In order to perform this optimization, it is necessary to know the
jump tagets in the CodeBlock. For temporaries, the only problematic
jump targets are binary logical operators and the ternary conditional
operator. However, if this optimization were to be extended to local
variable registers as well, other jump targets would need to be
included, like switch statement cases and the beginnings of catch
blocks.
This optimization also requires that the fast case and the slow case
of an opcode use emitPutResult() on the same register, which was chosen
to be eax, as that is the register into which we read the first operand
of opcodes. In order to make this the case, we needed to add some mov
instructions to the slow cases of some instructions.
This optimizaton is not applied whenever compileBinaryArithOp() is used
to compile an opcode, because different machine registers may be used to
store the final result.
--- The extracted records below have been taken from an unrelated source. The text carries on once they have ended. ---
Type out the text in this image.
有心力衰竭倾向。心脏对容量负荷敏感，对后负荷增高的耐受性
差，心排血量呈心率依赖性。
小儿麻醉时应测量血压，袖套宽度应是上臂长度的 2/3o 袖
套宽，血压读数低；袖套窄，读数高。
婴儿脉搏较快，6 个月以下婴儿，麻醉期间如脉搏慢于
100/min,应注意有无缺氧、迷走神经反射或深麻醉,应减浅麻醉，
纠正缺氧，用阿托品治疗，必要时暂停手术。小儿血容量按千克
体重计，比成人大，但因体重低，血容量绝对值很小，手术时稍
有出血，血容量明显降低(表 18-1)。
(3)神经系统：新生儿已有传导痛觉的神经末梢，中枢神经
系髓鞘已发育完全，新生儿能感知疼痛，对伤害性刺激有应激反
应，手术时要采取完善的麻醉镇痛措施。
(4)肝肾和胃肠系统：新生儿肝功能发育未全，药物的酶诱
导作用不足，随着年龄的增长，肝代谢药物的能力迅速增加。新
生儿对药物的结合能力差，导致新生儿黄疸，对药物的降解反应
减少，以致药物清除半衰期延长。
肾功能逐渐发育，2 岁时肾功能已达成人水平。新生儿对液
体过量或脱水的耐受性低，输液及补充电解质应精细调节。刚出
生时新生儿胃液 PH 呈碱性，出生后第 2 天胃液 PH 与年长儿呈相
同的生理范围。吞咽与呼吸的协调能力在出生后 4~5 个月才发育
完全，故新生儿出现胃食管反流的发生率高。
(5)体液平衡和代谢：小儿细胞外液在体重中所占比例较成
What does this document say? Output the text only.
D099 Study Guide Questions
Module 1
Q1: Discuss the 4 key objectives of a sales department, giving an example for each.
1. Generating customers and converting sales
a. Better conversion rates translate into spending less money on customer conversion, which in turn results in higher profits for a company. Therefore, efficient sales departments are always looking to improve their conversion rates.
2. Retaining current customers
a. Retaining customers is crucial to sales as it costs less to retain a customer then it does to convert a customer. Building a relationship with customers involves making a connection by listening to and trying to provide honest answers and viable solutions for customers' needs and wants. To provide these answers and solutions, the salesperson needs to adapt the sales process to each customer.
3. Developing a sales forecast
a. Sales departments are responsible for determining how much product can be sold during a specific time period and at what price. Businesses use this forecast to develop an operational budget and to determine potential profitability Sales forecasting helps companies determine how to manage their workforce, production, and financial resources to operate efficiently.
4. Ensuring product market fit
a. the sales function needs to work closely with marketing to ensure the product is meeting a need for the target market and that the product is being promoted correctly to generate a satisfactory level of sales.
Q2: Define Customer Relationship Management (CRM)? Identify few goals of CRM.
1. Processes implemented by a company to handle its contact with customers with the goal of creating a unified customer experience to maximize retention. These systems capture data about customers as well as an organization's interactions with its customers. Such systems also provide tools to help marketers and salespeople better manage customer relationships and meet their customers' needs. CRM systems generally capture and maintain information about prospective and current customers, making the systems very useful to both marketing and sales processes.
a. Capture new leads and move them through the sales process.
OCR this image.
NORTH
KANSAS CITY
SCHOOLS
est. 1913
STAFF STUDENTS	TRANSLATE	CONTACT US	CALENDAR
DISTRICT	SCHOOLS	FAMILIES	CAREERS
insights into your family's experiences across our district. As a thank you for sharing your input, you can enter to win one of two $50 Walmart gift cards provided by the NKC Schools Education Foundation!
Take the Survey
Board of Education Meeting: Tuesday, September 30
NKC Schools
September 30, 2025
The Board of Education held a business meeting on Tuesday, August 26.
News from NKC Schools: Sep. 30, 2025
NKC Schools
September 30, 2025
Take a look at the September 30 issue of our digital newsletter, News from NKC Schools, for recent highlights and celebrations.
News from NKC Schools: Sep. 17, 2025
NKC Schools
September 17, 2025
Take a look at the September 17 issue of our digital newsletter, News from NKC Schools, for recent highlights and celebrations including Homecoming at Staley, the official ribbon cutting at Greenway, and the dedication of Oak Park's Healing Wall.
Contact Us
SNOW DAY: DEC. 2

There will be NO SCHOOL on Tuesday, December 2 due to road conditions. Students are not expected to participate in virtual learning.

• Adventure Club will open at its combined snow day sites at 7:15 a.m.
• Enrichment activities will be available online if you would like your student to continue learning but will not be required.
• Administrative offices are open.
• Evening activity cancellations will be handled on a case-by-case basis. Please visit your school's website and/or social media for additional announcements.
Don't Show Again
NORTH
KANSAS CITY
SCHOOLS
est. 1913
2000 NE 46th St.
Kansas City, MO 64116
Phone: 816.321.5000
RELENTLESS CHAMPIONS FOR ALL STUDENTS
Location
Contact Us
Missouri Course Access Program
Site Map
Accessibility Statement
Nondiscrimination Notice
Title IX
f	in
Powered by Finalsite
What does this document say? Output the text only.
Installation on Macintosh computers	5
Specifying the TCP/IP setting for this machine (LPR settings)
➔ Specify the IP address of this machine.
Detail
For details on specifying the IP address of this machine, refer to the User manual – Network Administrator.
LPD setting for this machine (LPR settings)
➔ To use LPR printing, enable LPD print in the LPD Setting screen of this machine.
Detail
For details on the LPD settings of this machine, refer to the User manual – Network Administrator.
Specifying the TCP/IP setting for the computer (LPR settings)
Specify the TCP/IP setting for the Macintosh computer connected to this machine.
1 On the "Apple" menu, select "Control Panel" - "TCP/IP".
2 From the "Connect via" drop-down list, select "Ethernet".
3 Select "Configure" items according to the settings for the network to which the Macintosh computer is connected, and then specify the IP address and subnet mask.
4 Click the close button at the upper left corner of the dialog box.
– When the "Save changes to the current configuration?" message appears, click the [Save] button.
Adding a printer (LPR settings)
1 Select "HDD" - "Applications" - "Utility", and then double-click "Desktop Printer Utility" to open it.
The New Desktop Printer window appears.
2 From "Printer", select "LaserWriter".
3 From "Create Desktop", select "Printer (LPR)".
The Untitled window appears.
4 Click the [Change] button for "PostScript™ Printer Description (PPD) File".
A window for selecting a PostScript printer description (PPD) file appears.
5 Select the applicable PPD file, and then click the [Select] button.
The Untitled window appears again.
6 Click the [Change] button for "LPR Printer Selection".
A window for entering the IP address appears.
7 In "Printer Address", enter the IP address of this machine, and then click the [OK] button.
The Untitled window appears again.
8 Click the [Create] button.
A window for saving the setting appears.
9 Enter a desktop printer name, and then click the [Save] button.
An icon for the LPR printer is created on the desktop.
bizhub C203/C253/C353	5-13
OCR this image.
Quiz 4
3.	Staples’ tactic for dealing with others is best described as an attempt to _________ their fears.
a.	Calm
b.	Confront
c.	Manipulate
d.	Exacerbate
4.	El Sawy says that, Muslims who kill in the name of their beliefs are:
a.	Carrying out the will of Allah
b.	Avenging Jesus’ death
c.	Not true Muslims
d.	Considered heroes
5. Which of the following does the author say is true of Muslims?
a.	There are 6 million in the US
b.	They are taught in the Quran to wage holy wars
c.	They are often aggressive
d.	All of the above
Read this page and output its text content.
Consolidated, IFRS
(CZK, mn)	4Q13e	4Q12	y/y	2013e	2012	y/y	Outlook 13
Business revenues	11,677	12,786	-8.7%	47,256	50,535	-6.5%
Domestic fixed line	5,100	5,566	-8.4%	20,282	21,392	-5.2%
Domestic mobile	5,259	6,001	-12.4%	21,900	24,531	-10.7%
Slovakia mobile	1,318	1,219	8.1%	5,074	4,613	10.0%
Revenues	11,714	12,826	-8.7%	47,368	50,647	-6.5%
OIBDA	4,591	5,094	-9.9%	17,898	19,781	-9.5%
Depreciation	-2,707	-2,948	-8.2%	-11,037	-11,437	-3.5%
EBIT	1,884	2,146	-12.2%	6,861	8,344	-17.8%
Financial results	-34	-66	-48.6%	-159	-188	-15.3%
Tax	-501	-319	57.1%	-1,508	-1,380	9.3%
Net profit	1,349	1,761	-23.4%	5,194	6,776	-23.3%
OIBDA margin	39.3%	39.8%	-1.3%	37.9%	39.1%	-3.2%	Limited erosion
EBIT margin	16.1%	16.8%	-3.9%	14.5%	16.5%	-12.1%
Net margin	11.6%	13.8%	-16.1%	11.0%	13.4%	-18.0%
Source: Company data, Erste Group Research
It seems possible to rewrite the code generation
in compileBinaryArithOp() to allow for this optimization.
This optimization is also not applied when generating slow cases,
because some fast cases overwrite the value of eax before jumping to the
slow case. In the future, it may be possible to apply this optimization
to slow cases as well, but it did not seem to be a speedup when testing
an early version of this patch.
This is a 1.0% speedup on SunSpider and a 6.3% speedup on the V8
benchmark suite.
* VM/CTI.cpp:
(JSC::CTI::killLastResultRegister):
(JSC::CTI::emitGetArg):
(JSC::CTI::emitGetPutArg):
(JSC::CTI::emitGetCTIParam):
(JSC::CTI::emitGetFromCallFrameHeader):
(JSC::CTI::emitPutResult):
(JSC::CTI::emitCTICall):
(JSC::CTI::CTI):
(JSC::CTI::compileOpCall):
(JSC::CTI::compileOpStrictEq):
(JSC::CTI::emitSlowScriptCheck):
(JSC::CTI::compileBinaryArithOp):
(JSC::CTI::privateCompileMainPass):
(JSC::CTI::privateCompileSlowCases):
(JSC::CTI::privateCompileGetByIdProto):
(JSC::CTI::privateCompilePatchGetArrayLength):
* VM/CTI.h:
* VM/CodeBlock.h:
(JSC::CodeBlock::isTemporaryRegisterIndex):
* bytecompiler/CodeGenerator.cpp:
(JSC::CodeGenerator::emitLabel):
git-svn-id: http://svn.webkit.org/repository/webkit/trunk@38368 268f45cc-cd09-0410-ab3c-d52691b4dbfc
diff --git a/JavaScriptCore/VM/CTI.h b/JavaScriptCore/VM/CTI.h
index 25a41a8..909262c 100644
--- a/JavaScriptCore/VM/CTI.h
+++ b/JavaScriptCore/VM/CTI.h
@@ -374,7 +374,7 @@
void compileBinaryArithOp(OpcodeID, unsigned dst, unsigned src1, unsigned src2, OperandTypes opi, unsigned i);
void compileBinaryArithOpSlowCase(Instruction*, OpcodeID, Vector<SlowCaseEntry>::iterator& iter, unsigned dst, unsigned src1, unsigned src2, OperandTypes opi, unsigned i);
- void emitGetArg(int src, X86Assembler::RegisterID dst);
+ void emitGetArg(int src, X86Assembler::RegisterID dst, unsigned i);
void emitGetPutArg(unsigned src, unsigned offset, X86Assembler::RegisterID scratch);
void emitPutArg(X86Assembler::RegisterID src, unsigned offset);
void emitPutArgConstant(unsigned value, unsigned offset);
@@ -430,6 +430,8 @@
void printOpcodeOperandTypes(unsigned src1, unsigned src2);
#endif
+ void killLastResultRegister();
+
X86Assembler m_jit;
Machine* m_machine;
JSGlobalData* m_globalData;
@@ -456,9 +458,11 @@
Vector<SlowCaseEntry> m_slowCases;
Vector<SwitchRecord> m_switches;
+ int m_lastResultBytecodeRegister;
+ unsigned m_jumpTargetsPosition;
+
// This limit comes from the limit set in PCRE
static const int MaxPatternSize = (1 << 16);
-
};
}